Find the volume of a solid of revolution if a region bounded by $y=x$ and $y=x^3$ is revolved about the x-axis (for solution see PatrickJMT‘s video).

That could be 30 points and a typical bonus question will be

Find the volume of a solid whose base is a unit circle on the xy-plane and every cross-sectional slice (perpendicular to the x-axis) is a rhombus of interior angles 60 degree and 120 degree.

and that if answered correctly will be only worth 10 or 15 points with no partial credit for partially correct answers.  Every semester, students who are very strong in Mathematics still got drawn towards these questions and spend a lot of time answering it to my satisfaction.  Sometimes, it’s not all that difficult, it’s just the vocabulary that they had seen before but seldom used and forgot like “rhombi” (instead of rhombuses), “quadrilateral”, “isosceles”, “orthogonal”, “heptagon”, “octagon” and “frustum”.  I usually get lots of surprises and funny answers.  Many think octagon has 10 sides because of October!

Why vocab?  Because I have kids in my class who thought “washer” in the Washer Method in Calculus 2 is referring to a Washing Machine!
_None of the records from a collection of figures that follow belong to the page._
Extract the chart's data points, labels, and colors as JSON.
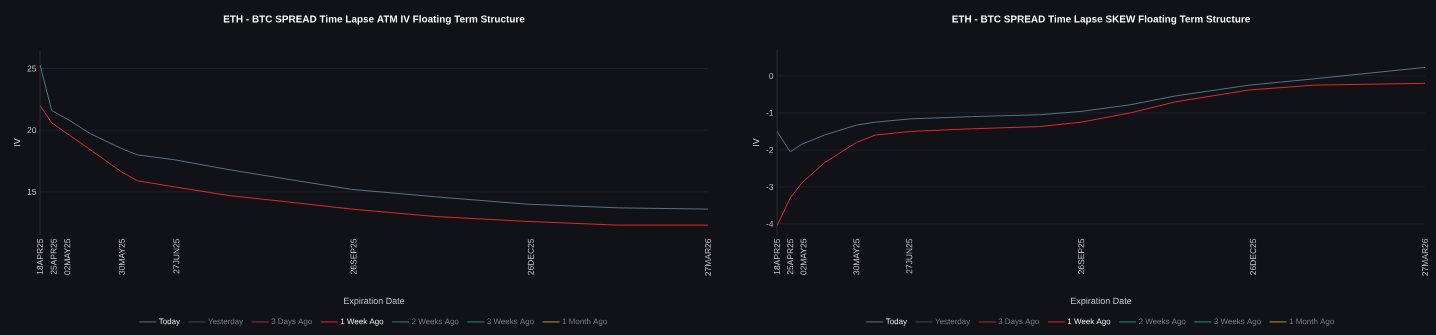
{
  "chart_data": [
    {
      "type": "line",
      "title": "ETH - BTC SPREAD Time Lapse ATM IV Floating Term Structure",
      "xlabel": "Expiration Date",
      "ylabel": "IV",
      "x": [
        "2025-04-18",
        "2025-04-24",
        "2025-05-03",
        "2025-05-14",
        "2025-05-30",
        "2025-06-07",
        "2025-06-26",
        "2025-07-24",
        "2025-08-28",
        "2025-09-25",
        "2025-11-07",
        "2025-12-24",
        "2026-02-09",
        "2026-03-27"
      ],
      "series": [
        {
          "name": "Today",
          "color": "#56718c",
          "values": [
            25.3,
            21.6,
            20.8,
            19.7,
            18.5,
            18.0,
            17.6,
            16.8,
            15.9,
            15.2,
            14.6,
            14.0,
            13.7,
            13.6
          ]
        },
        {
          "name": "Yesterday",
          "color": "#3d4a5c",
          "values": [
            null,
            null,
            null,
            null,
            null,
            null,
            null,
            null,
            null,
            null,
            null,
            null,
            null,
            null
          ]
        },
        {
          "name": "3 Days Ago",
          "color": "#8a3a3a",
          "values": [
            null,
            null,
            null,
            null,
            null,
            null,
            null,
            null,
            null,
            null,
            null,
            null,
            null,
            null
          ]
        },
        {
          "name": "1 Week Ago",
          "color": "#e0282a",
          "values": [
            22.0,
            20.6,
            19.6,
            18.4,
            16.6,
            15.9,
            15.4,
            14.7,
            14.1,
            13.6,
            13.0,
            12.6,
            12.3,
            12.3
          ]
        },
        {
          "name": "2 Weeks Ago",
          "color": "#2f7f6f",
          "values": [
            null,
            null,
            null,
            null,
            null,
            null,
            null,
            null,
            null,
            null,
            null,
            null,
            null,
            null
          ]
        },
        {
          "name": "3 Weeks Ago",
          "color": "#2c8a8a",
          "values": [
            null,
            null,
            null,
            null,
            null,
            null,
            null,
            null,
            null,
            null,
            null,
            null,
            null,
            null
          ]
        },
        {
          "name": "1 Month Ago",
          "color": "#b8962e",
          "values": [
            null,
            null,
            null,
            null,
            null,
            null,
            null,
            null,
            null,
            null,
            null,
            null,
            null,
            null
          ]
        }
      ],
      "xlim": [
        "2025-04-18",
        "2026-03-27"
      ],
      "xticks": [
        {
          "value": "2025-04-18",
          "label": "18APR25"
        },
        {
          "value": "2025-04-25",
          "label": "25APR25"
        },
        {
          "value": "2025-05-02",
          "label": "02MAY25"
        },
        {
          "value": "2025-05-30",
          "label": "30MAY25"
        },
        {
          "value": "2025-06-27",
          "label": "27JUN25"
        },
        {
          "value": "2025-09-26",
          "label": "26SEP25"
        },
        {
          "value": "2025-12-26",
          "label": "26DEC25"
        },
        {
          "value": "2026-03-27",
          "label": "27MAR26"
        }
      ],
      "ylim": [
        11.5,
        26.5
      ],
      "yticks": [
        15,
        20,
        25
      ],
      "grid": "y",
      "legend": "bottom"
    },
    {
      "type": "line",
      "title": "ETH - BTC SPREAD Time Lapse SKEW Floating Term Structure",
      "xlabel": "Expiration Date",
      "ylabel": "IV",
      "x": [
        "2025-04-18",
        "2025-04-25",
        "2025-05-01",
        "2025-05-13",
        "2025-05-30",
        "2025-06-09",
        "2025-06-28",
        "2025-07-30",
        "2025-09-04",
        "2025-09-26",
        "2025-10-22",
        "2025-11-15",
        "2025-12-24",
        "2026-01-27",
        "2026-03-27"
      ],
      "series": [
        {
          "name": "Today",
          "color": "#56718c",
          "values": [
            -1.5,
            -2.05,
            -1.85,
            -1.6,
            -1.33,
            -1.25,
            -1.16,
            -1.1,
            -1.05,
            -0.96,
            -0.78,
            -0.54,
            -0.25,
            -0.08,
            0.23
          ]
        },
        {
          "name": "Yesterday",
          "color": "#3d4a5c",
          "values": [
            null,
            null,
            null,
            null,
            null,
            null,
            null,
            null,
            null,
            null,
            null,
            null,
            null,
            null,
            null
          ]
        },
        {
          "name": "3 Days Ago",
          "color": "#8a3a3a",
          "values": [
            null,
            null,
            null,
            null,
            null,
            null,
            null,
            null,
            null,
            null,
            null,
            null,
            null,
            null,
            null
          ]
        },
        {
          "name": "1 Week Ago",
          "color": "#e0282a",
          "values": [
            -4.05,
            -3.3,
            -2.9,
            -2.35,
            -1.8,
            -1.6,
            -1.5,
            -1.43,
            -1.37,
            -1.25,
            -1.0,
            -0.7,
            -0.38,
            -0.25,
            -0.2
          ]
        },
        {
          "name": "2 Weeks Ago",
          "color": "#2f7f6f",
          "values": [
            null,
            null,
            null,
            null,
            null,
            null,
            null,
            null,
            null,
            null,
            null,
            null,
            null,
            null,
            null
          ]
        },
        {
          "name": "3 Weeks Ago",
          "color": "#2c8a8a",
          "values": [
            null,
            null,
            null,
            null,
            null,
            null,
            null,
            null,
            null,
            null,
            null,
            null,
            null,
            null,
            null
          ]
        },
        {
          "name": "1 Month Ago",
          "color": "#b8962e",
          "values": [
            null,
            null,
            null,
            null,
            null,
            null,
            null,
            null,
            null,
            null,
            null,
            null,
            null,
            null,
            null
          ]
        }
      ],
      "xlim": [
        "2025-04-18",
        "2026-03-27"
      ],
      "xticks": [
        {
          "value": "2025-04-18",
          "label": "18APR25"
        },
        {
          "value": "2025-04-25",
          "label": "25APR25"
        },
        {
          "value": "2025-05-02",
          "label": "02MAY25"
        },
        {
          "value": "2025-05-30",
          "label": "30MAY25"
        },
        {
          "value": "2025-06-27",
          "label": "27JUN25"
        },
        {
          "value": "2025-09-26",
          "label": "26SEP25"
        },
        {
          "value": "2025-12-26",
          "label": "26DEC25"
        },
        {
          "value": "2026-03-27",
          "label": "27MAR26"
        }
      ],
      "ylim": [
        -4.3,
        0.7
      ],
      "yticks": [
        -4,
        -3,
        -2,
        -1,
        0
      ],
      "grid": "y",
      "legend": "bottom"
    }
  ]
}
But sometimes, when I feel like doing something funky, I’ll ask them

What’s the name of that capital city in Asia that has exactly three words? (I got a lot of studetns putting Ho Chi Minh City as answer to this one.)
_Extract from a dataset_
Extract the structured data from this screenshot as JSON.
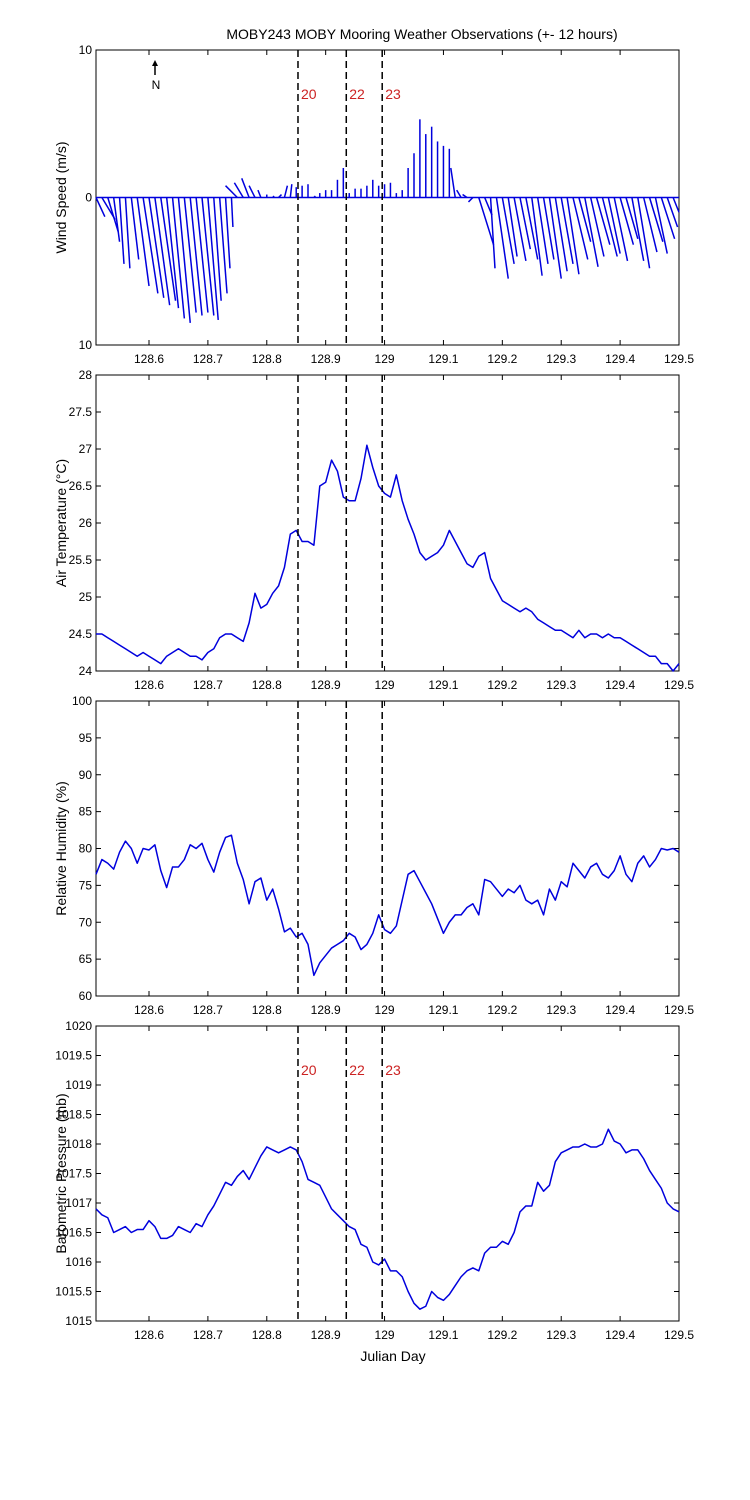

Or like today, where tomorrow is Groundhog Day,

Spell the name of the city in our state that’s famous for Groundhog Day.  What is the name of that groundhog?
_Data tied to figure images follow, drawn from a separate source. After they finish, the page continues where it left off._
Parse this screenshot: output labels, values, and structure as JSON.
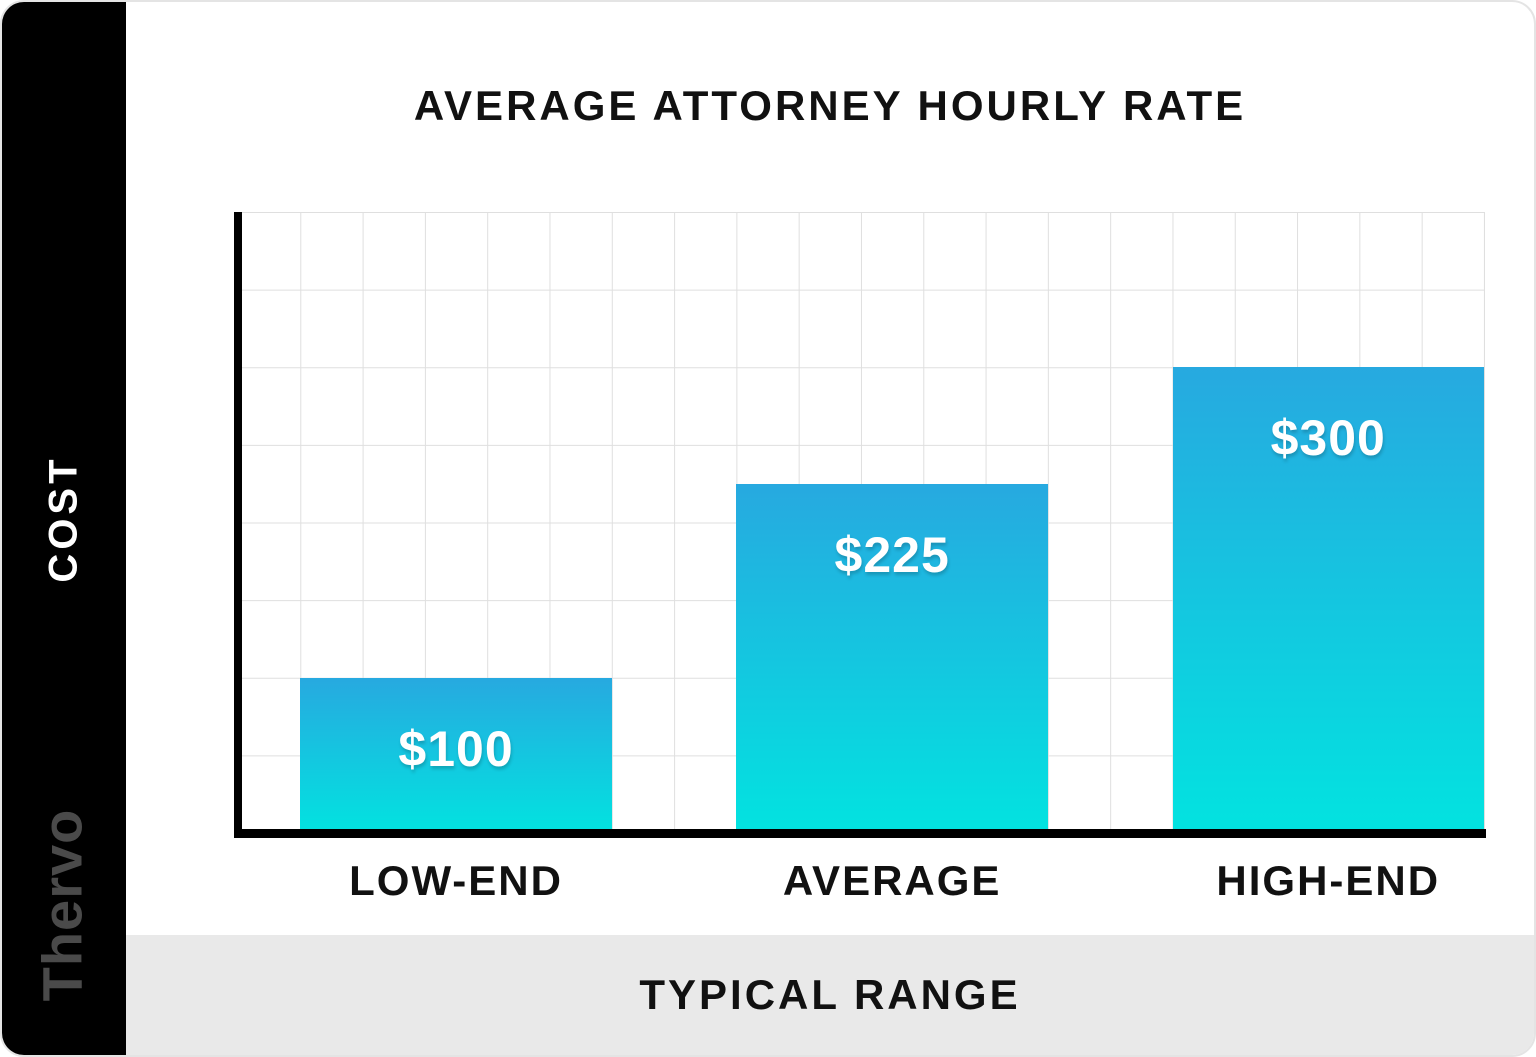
{
  "sidebar": {
    "brand": "Thervo"
  },
  "chart_data": {
    "type": "bar",
    "title": "AVERAGE ATTORNEY HOURLY RATE",
    "categories": [
      "LOW-END",
      "AVERAGE",
      "HIGH-END"
    ],
    "values": [
      100,
      225,
      300
    ],
    "value_labels": [
      "$100",
      "$225",
      "$300"
    ],
    "xlabel": "TYPICAL RANGE",
    "ylabel": "COST",
    "ylim": [
      0,
      400
    ],
    "grid": true,
    "grid_step_y": 50,
    "grid_cols": 20,
    "grid_rows": 8,
    "legend": false,
    "bar_gradient_top": "#27a9e0",
    "bar_gradient_bottom": "#02e3e0",
    "value_label_color": "#ffffff",
    "axis_color": "#000000",
    "grid_color": "#dfdfdf",
    "footer_band_color": "#e9e9e9",
    "sidebar_color": "#000000"
  }
}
Other ones I’ve tried in class are:

• When was Issac Newton born?
• Which famous scientist died in the year Newton was born?
• Which is bigger 2^2^2^2 or 3^3^3?  Explain.
• Which mathematician won the Nobel Prize?

The first ones is a little tricky because Newton was born in both Xmas 1642 and Jan 1643, because England was torn between using the Julian calendar and Gregorian calendar.  The last one has multiple answers too, because Dirac (who won the Nobel Prize in Physics in 1933) could be considered a mathematician, like many other Physicists.  And Nash won the Nobel Prize in Economics but many Econ Nobel Laureates after him could be argued as mathematicians, considering the kind of Math they used in Economics now.  Today, many Econ graduate students take classes in Topology in their first year.